Spellberg, 34, comes to NAPF having been highly recommended by Elaine Scarry, an Advisor to the Foundation and author of Thermonuclear Monarchy: Choosing Between Democracy and Doom. She describes him as “…unfailingly kind and brilliant and visionary and steady as the north star no matter the subject or circumstances.”
He received his BA and MA from Harvard and his PhD from Princeton. It was during his undergraduate years at Harvard, as Elaine Scarry’s Research Assistant, that his attention to the dangers posed by nuclear weapons began.
In Spellberg’s view, “The highest good is a world in which the human imagination can flourish in all of its forms—from an individual’s most private thoughts to the grand systems of a culture—and be exercised by all with agency, continuity and care. We live in an era where technological and structural forces threaten such a vision of the good from all sides. Nuclear weapons are the most extreme form of this threat, promising the destruction of everything we have ever known.
But the historical structures that made nuclear weapons possible are the same that have created a planet paralyzed by inequality, racism, continuous surveillance, exploitation of the land, and the inexhaustible demands of an industrialized economic system.”
Spellberg has produced numerous essays, articles, translations, and reviews – a list far too long to mention. He taught Law, Journalism, Literature, and Composition for six years in the New Jersey prison system, at the same time helping to build a fledgling volunteer organization at Princeton into a major prison teaching institution.
His scholarly research focuses on the Indigenous cultures and languages of North America, and on the history of dreaming across different societies.
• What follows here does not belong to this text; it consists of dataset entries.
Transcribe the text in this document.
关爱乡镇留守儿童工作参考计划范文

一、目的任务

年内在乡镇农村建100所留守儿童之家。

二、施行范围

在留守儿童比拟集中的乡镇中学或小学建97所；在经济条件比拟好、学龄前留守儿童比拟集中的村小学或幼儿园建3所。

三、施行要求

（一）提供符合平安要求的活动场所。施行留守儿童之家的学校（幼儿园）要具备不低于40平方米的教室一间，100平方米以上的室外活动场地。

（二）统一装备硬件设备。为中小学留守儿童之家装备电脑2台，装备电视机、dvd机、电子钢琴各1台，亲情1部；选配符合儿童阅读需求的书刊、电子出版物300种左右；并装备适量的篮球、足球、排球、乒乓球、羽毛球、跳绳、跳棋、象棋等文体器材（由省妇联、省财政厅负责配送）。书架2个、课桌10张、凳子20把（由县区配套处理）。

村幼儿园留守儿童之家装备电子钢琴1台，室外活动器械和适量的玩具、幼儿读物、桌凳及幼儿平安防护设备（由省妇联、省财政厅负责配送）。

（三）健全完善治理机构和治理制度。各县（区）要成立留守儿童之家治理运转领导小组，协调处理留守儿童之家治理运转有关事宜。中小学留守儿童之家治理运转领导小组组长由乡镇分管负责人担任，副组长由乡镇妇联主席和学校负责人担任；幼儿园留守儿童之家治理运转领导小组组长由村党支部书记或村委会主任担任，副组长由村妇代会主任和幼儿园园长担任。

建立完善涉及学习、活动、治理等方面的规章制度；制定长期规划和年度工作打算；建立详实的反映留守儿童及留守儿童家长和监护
Elected to the Harvard Society of Fellows in 2017, he co-founded Harvard’s Seminar on the Native Cultures of the Americas the following year. He possesses an enduring commitment to the Indigenous communities of Southeast Alaska, where he works on the study and documentation of the Tlingit language and its oral traditions.
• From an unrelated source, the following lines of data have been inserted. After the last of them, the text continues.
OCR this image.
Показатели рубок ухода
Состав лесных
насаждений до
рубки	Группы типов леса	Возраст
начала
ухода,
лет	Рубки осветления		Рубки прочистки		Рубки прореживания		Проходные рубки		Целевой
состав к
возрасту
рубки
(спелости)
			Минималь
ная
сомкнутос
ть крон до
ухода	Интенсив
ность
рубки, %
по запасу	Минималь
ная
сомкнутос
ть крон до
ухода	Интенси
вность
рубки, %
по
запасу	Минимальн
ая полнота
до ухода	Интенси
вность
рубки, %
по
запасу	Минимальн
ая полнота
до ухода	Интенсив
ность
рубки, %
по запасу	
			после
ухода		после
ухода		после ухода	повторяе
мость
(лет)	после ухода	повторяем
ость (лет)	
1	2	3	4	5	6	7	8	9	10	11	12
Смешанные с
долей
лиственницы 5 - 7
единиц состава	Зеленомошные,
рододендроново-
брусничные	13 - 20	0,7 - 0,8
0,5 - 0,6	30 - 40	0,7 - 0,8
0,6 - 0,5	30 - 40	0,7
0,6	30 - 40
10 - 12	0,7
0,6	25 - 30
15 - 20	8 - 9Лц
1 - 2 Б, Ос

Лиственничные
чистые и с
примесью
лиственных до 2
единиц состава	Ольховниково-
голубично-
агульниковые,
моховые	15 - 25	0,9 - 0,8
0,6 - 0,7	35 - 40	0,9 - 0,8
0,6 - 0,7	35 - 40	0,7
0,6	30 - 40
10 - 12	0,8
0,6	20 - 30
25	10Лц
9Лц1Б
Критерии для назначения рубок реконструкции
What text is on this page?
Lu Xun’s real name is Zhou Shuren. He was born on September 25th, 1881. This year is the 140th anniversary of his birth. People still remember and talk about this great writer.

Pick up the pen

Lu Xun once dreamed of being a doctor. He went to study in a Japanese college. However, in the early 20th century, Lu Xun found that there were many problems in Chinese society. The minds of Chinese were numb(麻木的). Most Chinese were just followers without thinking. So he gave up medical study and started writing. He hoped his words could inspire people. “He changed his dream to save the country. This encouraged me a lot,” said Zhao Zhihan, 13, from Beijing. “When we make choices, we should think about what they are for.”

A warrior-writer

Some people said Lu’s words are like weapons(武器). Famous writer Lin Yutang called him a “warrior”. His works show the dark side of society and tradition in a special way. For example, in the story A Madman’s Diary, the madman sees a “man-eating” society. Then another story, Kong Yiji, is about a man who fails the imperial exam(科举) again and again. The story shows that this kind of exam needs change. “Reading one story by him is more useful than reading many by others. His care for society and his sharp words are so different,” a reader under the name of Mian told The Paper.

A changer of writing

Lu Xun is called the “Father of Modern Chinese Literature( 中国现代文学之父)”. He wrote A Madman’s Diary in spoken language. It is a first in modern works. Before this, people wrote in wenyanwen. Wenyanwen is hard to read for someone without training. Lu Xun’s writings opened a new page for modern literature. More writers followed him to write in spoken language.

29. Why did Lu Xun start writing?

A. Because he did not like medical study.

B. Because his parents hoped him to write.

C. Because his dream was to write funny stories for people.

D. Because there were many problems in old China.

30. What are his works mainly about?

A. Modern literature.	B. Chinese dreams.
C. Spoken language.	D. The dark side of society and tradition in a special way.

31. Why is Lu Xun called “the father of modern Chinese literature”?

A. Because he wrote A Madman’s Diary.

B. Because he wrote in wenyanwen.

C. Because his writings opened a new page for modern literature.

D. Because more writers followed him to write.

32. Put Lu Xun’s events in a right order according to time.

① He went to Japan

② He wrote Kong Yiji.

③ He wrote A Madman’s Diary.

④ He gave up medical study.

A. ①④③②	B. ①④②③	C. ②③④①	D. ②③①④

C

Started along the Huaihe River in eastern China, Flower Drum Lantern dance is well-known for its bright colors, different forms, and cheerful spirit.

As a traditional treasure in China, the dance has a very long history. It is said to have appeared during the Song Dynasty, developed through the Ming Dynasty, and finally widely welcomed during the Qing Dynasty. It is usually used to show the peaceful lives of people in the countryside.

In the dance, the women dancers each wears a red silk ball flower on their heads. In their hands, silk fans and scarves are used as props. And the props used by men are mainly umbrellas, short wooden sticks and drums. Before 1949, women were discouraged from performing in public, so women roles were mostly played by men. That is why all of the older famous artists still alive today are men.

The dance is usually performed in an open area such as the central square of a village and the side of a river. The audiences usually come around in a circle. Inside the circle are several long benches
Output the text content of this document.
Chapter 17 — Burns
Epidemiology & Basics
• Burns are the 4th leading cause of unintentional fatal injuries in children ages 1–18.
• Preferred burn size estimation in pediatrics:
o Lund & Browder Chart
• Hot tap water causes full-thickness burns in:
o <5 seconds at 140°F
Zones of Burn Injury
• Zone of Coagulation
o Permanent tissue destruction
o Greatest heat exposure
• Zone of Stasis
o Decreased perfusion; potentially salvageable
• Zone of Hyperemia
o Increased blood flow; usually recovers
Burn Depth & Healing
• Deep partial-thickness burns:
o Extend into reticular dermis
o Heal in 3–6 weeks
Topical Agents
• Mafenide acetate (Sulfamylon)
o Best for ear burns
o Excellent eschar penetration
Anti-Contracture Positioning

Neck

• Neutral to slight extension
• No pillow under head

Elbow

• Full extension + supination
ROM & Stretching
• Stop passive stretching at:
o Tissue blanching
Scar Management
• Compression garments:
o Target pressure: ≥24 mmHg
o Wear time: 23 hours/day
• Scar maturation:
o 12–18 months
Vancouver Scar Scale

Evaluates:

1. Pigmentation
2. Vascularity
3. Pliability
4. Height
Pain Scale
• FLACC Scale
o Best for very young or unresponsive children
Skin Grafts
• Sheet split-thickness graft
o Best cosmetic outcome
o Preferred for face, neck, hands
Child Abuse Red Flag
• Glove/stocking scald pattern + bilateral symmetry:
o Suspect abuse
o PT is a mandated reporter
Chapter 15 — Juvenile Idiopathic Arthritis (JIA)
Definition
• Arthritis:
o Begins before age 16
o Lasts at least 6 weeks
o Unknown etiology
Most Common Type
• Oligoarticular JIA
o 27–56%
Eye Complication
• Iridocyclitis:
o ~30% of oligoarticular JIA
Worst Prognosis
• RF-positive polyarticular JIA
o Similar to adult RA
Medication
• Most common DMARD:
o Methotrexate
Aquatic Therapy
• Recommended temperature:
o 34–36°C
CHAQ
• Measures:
Accomplishments aside, what most attracted the Foundation’s Board of Directors to Spellberg were qualities that don’t show up in a CV. His candor, poise, kindness and humility, as well as his deep commitment to justice and a humane vision of the world were undeniable.
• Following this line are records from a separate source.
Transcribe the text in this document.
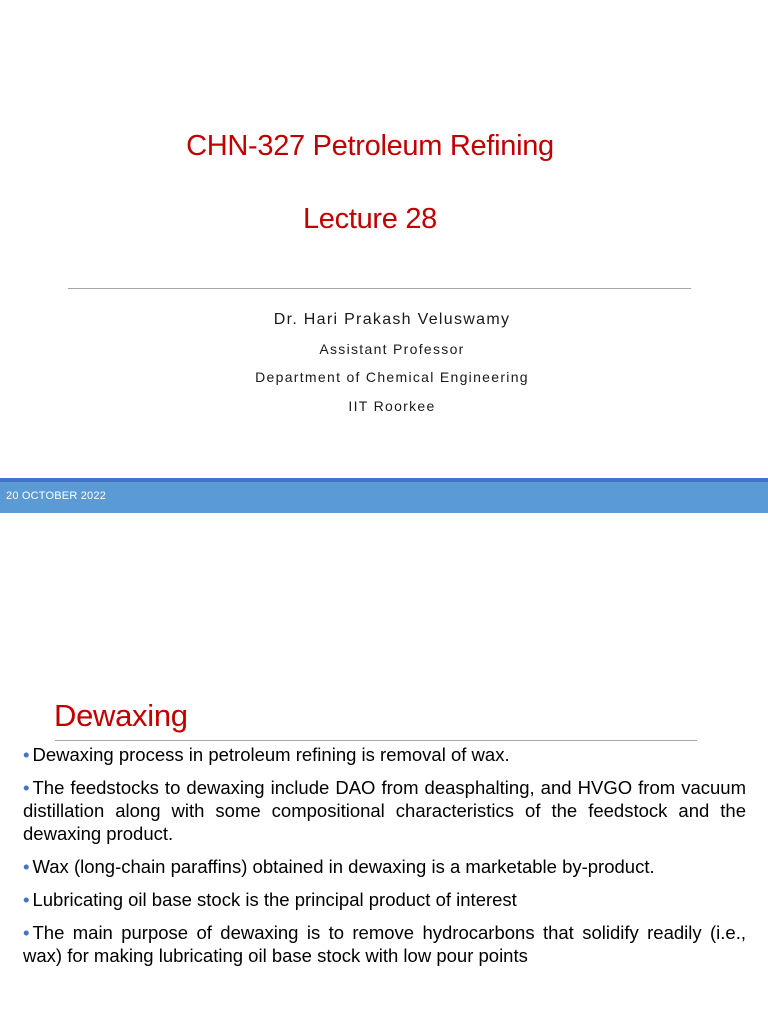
CHN-327 Petroleum Refining
Lecture 28
Dr. Hari Prakash Veluswamy
Assistant Professor
Department of Chemical Engineering
IIT Roorkee
20 OCTOBER 2022
Dewaxing
• Dewaxing process in petroleum refining is removal of wax.
• The feedstocks to dewaxing include DAO from deasphalting, and HVGO from vacuum distillation along with some compositional characteristics of the feedstock and the dewaxing product.
• Wax (long-chain paraffins) obtained in dewaxing is a marketable by-product.
• Lubricating oil base stock is the principal product of interest
• The main purpose of dewaxing is to remove hydrocarbons that solidify readily (i.e., wax) for making lubricating oil base stock with low pour points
When asked about his new position, Spellberg linked the legacy of NAPF to the future of the Foundation, saying, “For almost forty years the Nuclear Age Peace Foundation has been a beacon in the gathering dark, illuminating these dangers and calling the hopeful to assembly. Its great strength lies in its mutually reinforcing commitments to world peace and to the beauty of the world: that is, to dismantling the nuclear prison, and to celebrating and understanding what we stand to lose if we fail to do so. I plan to continue and expand the foundation’s legacy in these two directions: fighting to change the human relationship to technology, and exploring alternatives for how we best organize our cultures and live as citizens of this planet. I am honored to be NAPF’s new President.”